In the first project, metal oxide clusters are impregnated in a silica support and tested as catalysts for the thermochemical splitting of water at temperatures below 1000ºC. These supported catalysts are able to do either the oxidation or reduction half cycle, but not both. Thermodynamic analyses reveal that for most common metal / metal oxide pairs, a thermochemical water splitting cycle can not occur in two steps below 1000ºC. Thus, a multi-step thermochemical cycle is developed using Mn₃O₄ and Na₂CO₃. This new cycle can be closed at temperatures that do not exceed 850ºC. Additionally, three metal spinels (Mn, Fe and Co based) are investigated with three alkali metal carbonates (Li, Na and K) for both thermochemical water splitting and thermochemical CO₂ reduction. The manganese, sodium system is found to be the optimal combination for water splitting.
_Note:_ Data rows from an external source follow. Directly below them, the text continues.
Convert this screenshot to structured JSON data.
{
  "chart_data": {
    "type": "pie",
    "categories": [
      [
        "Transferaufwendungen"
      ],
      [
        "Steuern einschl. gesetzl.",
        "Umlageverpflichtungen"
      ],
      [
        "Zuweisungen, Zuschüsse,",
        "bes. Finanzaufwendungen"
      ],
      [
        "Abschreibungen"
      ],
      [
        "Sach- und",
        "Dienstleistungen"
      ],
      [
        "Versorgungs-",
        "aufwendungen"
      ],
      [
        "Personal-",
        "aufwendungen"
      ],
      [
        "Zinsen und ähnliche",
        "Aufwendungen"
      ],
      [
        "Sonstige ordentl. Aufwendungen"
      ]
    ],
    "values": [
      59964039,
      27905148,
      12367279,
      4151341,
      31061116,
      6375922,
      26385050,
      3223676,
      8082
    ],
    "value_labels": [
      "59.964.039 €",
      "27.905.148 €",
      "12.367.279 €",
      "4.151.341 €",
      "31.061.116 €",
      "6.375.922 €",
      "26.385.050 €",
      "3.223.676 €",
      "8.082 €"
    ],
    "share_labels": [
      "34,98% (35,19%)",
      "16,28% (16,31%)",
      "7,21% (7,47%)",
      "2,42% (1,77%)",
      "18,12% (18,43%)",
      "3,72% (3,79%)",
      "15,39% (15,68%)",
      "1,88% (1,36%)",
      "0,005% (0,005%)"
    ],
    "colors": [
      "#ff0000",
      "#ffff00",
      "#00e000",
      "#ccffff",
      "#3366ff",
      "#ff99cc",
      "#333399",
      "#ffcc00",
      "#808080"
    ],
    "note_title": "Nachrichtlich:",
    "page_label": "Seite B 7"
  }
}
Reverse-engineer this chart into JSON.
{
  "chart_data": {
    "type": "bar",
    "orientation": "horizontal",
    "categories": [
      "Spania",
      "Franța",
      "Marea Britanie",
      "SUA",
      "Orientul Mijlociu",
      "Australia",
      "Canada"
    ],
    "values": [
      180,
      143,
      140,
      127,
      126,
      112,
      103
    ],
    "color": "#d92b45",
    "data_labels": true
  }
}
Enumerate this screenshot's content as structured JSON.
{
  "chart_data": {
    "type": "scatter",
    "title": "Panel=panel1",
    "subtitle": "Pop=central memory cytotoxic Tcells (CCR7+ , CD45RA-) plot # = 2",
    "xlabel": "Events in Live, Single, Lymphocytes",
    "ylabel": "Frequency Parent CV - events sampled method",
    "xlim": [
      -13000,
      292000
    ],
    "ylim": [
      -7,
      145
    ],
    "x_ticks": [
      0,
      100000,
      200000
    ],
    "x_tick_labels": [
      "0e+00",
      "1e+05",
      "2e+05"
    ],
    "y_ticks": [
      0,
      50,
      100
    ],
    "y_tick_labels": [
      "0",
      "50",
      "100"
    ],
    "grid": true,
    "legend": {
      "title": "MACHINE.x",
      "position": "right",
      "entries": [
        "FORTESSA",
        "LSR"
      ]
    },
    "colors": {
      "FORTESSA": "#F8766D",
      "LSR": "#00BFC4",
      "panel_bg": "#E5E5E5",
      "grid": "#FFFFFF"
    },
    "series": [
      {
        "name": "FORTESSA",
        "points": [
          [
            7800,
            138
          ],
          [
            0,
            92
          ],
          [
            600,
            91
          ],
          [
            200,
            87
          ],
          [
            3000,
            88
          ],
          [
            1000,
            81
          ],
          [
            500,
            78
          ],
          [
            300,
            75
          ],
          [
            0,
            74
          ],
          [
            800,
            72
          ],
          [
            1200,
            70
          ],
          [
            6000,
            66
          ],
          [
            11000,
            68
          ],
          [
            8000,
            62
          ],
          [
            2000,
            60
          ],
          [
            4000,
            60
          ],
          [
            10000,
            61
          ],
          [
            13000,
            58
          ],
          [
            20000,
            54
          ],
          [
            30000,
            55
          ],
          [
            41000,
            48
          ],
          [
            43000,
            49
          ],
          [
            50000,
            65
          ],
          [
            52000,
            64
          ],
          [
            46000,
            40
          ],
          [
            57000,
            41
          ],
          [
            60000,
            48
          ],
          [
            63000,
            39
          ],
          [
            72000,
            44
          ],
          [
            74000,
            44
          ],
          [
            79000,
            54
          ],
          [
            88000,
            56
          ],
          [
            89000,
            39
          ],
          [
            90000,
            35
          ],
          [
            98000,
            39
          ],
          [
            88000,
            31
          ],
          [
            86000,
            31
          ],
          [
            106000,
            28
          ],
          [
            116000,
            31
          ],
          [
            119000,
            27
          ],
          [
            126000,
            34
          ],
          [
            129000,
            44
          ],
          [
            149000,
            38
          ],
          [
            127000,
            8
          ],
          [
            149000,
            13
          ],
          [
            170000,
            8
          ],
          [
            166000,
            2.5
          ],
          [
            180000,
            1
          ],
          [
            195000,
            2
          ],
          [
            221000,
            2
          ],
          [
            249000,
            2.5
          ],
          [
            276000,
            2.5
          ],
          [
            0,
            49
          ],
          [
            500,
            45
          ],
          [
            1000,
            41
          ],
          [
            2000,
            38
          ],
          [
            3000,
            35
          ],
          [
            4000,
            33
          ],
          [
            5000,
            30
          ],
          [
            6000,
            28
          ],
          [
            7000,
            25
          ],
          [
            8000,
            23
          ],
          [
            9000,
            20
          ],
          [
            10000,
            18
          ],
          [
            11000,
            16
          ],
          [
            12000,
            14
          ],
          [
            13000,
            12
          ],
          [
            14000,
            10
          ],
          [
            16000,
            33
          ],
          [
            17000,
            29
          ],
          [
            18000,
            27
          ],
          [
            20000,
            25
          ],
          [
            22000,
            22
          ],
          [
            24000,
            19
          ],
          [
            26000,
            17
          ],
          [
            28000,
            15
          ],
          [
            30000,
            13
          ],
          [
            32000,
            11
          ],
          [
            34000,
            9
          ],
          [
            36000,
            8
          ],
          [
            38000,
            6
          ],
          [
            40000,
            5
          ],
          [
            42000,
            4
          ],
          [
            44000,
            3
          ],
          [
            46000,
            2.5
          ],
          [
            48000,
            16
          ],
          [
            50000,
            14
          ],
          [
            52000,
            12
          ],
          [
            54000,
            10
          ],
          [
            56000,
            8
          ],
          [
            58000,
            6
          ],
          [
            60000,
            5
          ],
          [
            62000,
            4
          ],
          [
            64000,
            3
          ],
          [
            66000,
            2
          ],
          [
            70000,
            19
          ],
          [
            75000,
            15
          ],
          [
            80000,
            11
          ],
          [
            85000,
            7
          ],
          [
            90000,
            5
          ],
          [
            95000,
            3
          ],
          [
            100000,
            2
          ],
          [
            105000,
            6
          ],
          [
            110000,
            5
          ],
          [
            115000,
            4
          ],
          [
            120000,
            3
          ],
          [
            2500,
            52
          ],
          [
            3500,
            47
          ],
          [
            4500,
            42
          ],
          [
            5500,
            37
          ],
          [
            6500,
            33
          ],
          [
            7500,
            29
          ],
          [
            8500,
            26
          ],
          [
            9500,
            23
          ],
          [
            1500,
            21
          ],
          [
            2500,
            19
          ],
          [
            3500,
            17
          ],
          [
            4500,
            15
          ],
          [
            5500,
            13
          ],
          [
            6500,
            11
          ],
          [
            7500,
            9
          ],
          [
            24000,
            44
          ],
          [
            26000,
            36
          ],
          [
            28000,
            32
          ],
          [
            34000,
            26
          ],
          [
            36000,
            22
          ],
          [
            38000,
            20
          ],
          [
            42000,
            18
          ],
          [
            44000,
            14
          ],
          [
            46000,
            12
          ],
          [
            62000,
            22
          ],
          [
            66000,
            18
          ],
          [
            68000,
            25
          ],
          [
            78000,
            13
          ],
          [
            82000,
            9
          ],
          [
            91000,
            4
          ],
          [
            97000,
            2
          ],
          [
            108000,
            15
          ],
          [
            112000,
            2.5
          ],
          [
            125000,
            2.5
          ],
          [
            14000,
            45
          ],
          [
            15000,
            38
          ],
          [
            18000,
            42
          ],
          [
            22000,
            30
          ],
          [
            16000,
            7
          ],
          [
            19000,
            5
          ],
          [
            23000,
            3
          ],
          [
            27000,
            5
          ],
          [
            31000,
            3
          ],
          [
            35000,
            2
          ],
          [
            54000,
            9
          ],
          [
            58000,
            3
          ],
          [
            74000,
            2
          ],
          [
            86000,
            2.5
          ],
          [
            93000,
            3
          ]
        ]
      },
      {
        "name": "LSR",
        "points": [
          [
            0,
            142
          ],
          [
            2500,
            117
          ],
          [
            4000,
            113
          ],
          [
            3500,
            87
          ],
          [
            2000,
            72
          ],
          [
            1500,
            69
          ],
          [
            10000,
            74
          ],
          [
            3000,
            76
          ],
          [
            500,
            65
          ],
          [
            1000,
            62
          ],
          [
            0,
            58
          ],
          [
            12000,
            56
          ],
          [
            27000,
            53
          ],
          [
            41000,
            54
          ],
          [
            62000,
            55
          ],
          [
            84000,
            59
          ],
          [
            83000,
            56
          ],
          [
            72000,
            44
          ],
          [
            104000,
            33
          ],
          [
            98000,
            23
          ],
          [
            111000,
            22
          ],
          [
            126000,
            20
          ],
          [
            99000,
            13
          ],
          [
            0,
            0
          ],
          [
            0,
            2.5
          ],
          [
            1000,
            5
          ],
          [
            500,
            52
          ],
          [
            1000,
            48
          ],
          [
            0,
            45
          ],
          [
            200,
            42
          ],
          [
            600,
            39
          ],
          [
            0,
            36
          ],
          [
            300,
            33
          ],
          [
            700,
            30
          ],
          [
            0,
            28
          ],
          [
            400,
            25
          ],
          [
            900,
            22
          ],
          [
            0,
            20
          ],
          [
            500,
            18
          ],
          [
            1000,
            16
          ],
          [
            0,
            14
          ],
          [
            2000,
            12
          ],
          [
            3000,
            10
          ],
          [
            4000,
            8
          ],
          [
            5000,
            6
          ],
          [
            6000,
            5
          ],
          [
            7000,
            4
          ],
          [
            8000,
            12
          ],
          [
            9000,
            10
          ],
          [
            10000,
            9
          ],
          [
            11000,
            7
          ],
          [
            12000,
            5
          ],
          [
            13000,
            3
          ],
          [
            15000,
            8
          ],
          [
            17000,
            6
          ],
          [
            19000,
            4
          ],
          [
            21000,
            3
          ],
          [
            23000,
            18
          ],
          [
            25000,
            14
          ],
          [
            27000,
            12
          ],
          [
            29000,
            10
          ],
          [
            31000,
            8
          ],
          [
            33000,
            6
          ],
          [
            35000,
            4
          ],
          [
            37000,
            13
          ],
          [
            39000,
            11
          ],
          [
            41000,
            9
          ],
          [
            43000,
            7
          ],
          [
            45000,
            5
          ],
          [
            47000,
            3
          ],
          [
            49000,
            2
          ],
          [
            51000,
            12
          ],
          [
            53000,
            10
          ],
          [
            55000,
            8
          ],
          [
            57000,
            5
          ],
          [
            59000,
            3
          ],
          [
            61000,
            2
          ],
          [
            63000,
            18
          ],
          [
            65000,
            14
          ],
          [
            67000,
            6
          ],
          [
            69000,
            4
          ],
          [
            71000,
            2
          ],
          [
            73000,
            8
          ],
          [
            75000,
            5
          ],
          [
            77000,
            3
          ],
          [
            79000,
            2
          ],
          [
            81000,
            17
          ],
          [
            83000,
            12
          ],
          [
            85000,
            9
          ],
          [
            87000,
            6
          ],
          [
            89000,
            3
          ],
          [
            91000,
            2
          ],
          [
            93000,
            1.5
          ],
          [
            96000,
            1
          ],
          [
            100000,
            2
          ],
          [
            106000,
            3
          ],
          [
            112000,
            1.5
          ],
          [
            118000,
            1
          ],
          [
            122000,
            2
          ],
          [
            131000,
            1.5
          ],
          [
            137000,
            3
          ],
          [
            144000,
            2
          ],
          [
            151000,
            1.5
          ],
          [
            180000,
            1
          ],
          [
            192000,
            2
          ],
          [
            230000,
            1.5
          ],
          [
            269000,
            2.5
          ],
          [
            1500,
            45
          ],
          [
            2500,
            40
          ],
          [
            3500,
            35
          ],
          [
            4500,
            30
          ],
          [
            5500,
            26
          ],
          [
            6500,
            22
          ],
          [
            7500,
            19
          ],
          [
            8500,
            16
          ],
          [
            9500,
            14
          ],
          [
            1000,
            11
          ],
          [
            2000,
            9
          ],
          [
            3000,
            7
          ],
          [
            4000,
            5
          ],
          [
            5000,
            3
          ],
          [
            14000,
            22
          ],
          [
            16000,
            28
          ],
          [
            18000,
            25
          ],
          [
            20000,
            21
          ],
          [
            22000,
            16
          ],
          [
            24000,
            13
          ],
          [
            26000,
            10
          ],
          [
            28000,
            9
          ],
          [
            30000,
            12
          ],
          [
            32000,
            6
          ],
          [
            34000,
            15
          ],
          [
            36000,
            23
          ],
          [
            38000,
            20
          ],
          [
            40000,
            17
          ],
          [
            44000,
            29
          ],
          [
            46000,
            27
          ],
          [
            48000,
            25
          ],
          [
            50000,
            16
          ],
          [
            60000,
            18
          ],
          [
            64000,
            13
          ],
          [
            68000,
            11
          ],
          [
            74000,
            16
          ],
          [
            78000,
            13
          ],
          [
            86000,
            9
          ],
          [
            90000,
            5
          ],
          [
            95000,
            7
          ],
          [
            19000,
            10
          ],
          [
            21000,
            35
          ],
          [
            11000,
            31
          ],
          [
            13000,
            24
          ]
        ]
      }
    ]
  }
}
The second project explores the effects that zeolite structure has on the product selectivity in the methanol-to-olefins (MTO) reaction. After first ensuring that literature results on the more common MTO catalysts could be reproduced, the effects of several zeolite structure features on product selectivity are elucidated. Structural features such as channel width and channel eccentricity, cage size (tested on the LEV, CHA and AFX frameworks) and framework composition (tested on the LEV, AEI, CHA and AFX frameworks) are explored. It is found that the product selectivity does not have a strong correlation with channel width and eccentricity. Ethylene selectivity did increase with a reduction in cage size, while propylene selectivity is a maximum with the CHA cage. The most consistent theme noted is that between the aluminosilicates (zeolites) and the silicoaluminophosphates (SAPOs), the effect of temperature on the C₃₌/C₂₌ is the same (if the aluminosilicate shows an increase in C₃₌/C₂₌ with an increase in temperature, so does the silicoaluminophosphate, etc.).